Exhibitions That Will Boost Tourism

Exhibitions in Paris and the Return of European Tourists

Van Gogh, Modigliani, De Stael, Picasso, Rothko… This autumn, the major Parisian museums are hosting prestigious exhibitions that are expected to once again boost the arrival of tourists in the French capital.

Van Gogh at the Musée d’Orsay A
In Auvers-sur-Oise, Van Gogh experimented with new formats to depict the vast landscapes of the Vexin region (Photo PB).

The vast green landscapes, immense wheat fields, thatched houses, and cloudy skies of the French Vexin region, around Auvers-sur-Oise, a town located half an hour from Paris, are on display at the Musée d’Orsay in Paris since October 3rd. This museum, located in a former train station on the banks of the Seine, is hosting an exhibition dedicated to Vincent Van Gogh’s work during the last two months of his life until February 4th. The painter arrived in Auvers-sur-Oise on May 20th and died on July 29th, 1890, two days after shooting himself in the chest.

First presented this year at the Van Gogh Museum in Amsterdam, this exhibition is the first major one dedicated to the artist’s last works. Having been severely affected by several crises of madness during his stay in Arles, and then during his voluntary internment in the asylum of Saint-Remy de Provence for a year, Vincent van Gogh wanted to get closer to Paris and his brother Theo, an art dealer, in the hopes of soothing his anguish and finding a new creative impulse.

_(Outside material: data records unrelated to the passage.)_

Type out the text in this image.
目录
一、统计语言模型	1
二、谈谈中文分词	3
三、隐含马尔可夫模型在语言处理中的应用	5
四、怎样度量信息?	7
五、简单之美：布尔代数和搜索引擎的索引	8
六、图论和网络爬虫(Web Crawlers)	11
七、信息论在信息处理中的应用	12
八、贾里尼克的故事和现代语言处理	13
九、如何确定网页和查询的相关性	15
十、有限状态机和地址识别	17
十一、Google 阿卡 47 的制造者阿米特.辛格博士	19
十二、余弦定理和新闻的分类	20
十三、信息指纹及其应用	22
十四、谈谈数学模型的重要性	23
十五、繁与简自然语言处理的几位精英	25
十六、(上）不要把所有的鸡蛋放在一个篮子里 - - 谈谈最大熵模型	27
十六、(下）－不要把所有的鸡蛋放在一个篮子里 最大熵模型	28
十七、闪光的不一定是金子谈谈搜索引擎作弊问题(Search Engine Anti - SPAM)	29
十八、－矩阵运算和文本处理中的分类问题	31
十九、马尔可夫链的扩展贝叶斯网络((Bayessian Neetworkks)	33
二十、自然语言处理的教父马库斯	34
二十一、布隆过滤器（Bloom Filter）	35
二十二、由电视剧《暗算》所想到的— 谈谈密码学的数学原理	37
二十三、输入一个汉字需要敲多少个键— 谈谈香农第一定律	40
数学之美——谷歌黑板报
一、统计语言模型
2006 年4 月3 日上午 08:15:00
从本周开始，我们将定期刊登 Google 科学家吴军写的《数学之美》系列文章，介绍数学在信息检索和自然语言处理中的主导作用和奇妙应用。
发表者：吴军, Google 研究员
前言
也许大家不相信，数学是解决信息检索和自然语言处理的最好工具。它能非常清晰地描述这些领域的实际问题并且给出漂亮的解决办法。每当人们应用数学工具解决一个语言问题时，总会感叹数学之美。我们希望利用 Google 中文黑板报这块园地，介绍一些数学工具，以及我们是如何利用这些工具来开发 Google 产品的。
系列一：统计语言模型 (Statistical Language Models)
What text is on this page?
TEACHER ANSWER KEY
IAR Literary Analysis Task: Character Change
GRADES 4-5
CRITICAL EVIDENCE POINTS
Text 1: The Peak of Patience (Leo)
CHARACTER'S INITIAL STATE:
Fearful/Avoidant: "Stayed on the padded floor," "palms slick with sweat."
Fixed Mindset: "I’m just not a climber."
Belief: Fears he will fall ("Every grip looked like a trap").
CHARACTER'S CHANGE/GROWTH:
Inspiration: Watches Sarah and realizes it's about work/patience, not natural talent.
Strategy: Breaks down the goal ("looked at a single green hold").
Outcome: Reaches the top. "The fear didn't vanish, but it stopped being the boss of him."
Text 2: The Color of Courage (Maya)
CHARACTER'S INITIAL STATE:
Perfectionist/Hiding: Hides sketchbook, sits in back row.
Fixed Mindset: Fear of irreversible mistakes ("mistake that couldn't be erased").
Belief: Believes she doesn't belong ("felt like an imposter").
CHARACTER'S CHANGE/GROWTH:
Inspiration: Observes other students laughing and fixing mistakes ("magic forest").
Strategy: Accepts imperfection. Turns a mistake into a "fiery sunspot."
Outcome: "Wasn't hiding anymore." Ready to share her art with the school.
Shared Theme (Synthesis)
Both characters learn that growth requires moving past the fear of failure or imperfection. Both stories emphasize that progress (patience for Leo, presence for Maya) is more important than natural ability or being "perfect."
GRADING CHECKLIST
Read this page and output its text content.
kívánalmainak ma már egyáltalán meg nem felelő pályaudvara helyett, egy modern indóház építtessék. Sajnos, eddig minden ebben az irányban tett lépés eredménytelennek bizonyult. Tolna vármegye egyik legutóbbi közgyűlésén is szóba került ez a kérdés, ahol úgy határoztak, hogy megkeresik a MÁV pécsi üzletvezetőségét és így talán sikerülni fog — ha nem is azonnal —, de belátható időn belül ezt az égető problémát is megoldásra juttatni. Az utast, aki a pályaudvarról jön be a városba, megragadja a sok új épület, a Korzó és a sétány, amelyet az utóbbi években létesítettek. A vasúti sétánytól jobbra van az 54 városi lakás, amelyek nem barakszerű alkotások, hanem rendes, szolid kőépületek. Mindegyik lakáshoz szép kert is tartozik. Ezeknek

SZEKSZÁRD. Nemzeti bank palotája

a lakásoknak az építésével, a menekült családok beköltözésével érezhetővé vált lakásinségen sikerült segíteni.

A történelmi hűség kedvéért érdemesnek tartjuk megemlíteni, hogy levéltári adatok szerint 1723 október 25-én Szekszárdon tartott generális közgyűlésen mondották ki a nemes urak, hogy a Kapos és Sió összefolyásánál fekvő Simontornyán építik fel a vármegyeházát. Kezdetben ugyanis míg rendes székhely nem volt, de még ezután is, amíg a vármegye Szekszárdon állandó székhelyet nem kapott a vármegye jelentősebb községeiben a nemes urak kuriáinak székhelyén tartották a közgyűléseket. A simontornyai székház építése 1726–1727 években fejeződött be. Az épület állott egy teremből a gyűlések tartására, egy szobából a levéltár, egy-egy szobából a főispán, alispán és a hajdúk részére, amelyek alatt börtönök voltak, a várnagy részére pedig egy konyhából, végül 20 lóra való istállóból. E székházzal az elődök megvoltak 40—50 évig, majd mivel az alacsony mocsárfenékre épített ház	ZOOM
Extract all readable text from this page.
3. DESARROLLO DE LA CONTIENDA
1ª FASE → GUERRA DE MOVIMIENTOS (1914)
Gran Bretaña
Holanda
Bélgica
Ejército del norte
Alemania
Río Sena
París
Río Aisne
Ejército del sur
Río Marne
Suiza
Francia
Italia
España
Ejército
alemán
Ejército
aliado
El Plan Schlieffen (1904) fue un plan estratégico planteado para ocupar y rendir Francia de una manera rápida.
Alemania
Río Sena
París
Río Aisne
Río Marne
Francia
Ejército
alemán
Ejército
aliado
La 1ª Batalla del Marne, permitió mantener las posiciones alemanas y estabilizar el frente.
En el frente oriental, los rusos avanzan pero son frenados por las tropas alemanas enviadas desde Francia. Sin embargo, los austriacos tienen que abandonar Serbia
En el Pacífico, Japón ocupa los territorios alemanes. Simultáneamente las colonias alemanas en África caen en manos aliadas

He chose Auvers-sur-Oise because of the presence of Doctor Gachet in this village, a physician specialized in the treatment of “melancholy” and a friend of the Impressionist painters, collector, and amateur painter himself. Installed in the center of the town, at the Ravoux Inn, Van Gogh worked tirelessly and produced no less than 73 paintings and 33 drawings, including iconic masterpieces such as the portrait of “Doctor Paul Gachet,” “The Church of Auvers-sur-Oise,” and “Wheatfield with Crows.”

The Musée d’Orsay exhibition presents around forty paintings and twenty drawings from this period. The compositions are simple, the brushstrokes daring and expressive, the colors vibrant… Van Gogh also experiments with new themes and formats.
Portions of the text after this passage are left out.